Marcus was coming down the stairs and grabbed Jenny as soon as he saw her.

“Whew! Somebody smells like a horse.”

“Yeah, I gave up on trying to make it go away.”

“Well, sit down,” Violet said. “We’ll have lunch ready in a minute.”

“So what’s out there these days?” Marcus asked once we’d all sat down and passed plates of food from hand to hand.

“It’s mostly quiet,” Jenny said, handing me a bowl of potatoes. “I hear about more towns going up though. Little ones, but it won’t be long until it gets crowded around here.”

“Are you talking to people?” Violet asked, trying to sound casual but under the table she was probably twisting a napkin into tight knots.

“Only if they look friendly, Mom.”

“And if they don’t?”

“I shoot them on sight.” Jenny grinned, but then pulled it back when Violet didn’t so much as crack a smile. “If I see more than a couple people together, I run and hide. I’ve gotten pretty good at it. It’s fine. I promise.”

We ate lunch while Marcus quizzed Jenny about how many people she had seen, what kinds of animals and plants, any sign of a government. Then we lingered there, drinking glasses of sweet tea that Violet made from an herb she’d discovered growing wild in the woods. It was my favorite time, everyone sitting there with the afternoon sun streaming in from the porch window, yellow as a dandelion, voices mixed with the bright clinking of forks and knives on plates.

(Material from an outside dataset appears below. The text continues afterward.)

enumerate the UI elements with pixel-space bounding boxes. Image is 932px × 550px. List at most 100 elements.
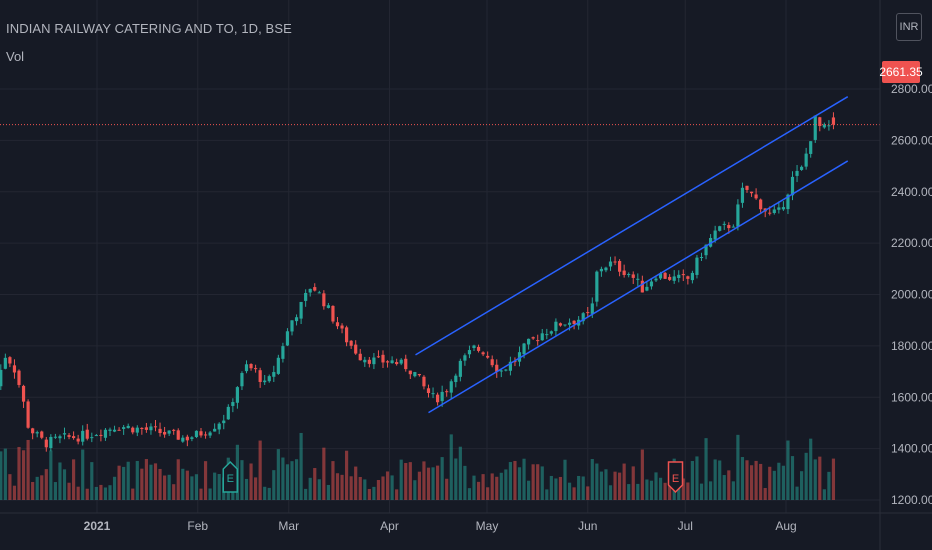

The months after the fight hadn’t been easy, even for us. It had taken time to mesh back together again. But, like everything, it couldn’t last. I knew that as soon as Jenny slid her plate out in front of her.

“I’m going to go past the mountains.”

The silence was like a granite wall. Violet looked over at Marcus. He swallowed and set his fork down neatly next to his plate. “To do what?”

“To see what’s there.”

“It’s not a vacation,” Marcus said.

Jenny leaned across the table on her elbows. “Look, you need a scout —”

“Why does it have to be you?” Jackson asked. He was sitting across from Jenny, his fork still in his hand, his fingers white around its metal body. He was trying to cover it, but I could hear what was in his voice. Something welled up in Jenny’s eyes, but she pulled it back.

“Because I want to,” she said. “And because there’s no one who will be better at it than me. We can’t sit here with our heads down and
hope everything’s going to be okay. The slaver, the one with the dreadlocks, is still alive, and there are more like him. You need to know if there’s danger out there, or people like us we can join forces with.”

Marcus and Violet exchanged a look and entwined hands.

“You know it’s true.”

Violet pulled in a shaky breath. “You weren’t meant for one place,” she said. “I know that, but … we just got you back.”

Jenny set her hand on top of Violet’s, and along with Marcus they held on to it.

“I’ll come back,” Jenny said. “I’ll always come back. This is my home.”

There was more talk, but the sound of it dropped away for me. I dug my thumbnail into the soft wood at the edge of the table and wondered if it was true, if she really would come back or if there would be a time when that rubber band stretched as far as it could go and would snap, releasing her into the world, never to return. The thought of that was more than I could stand.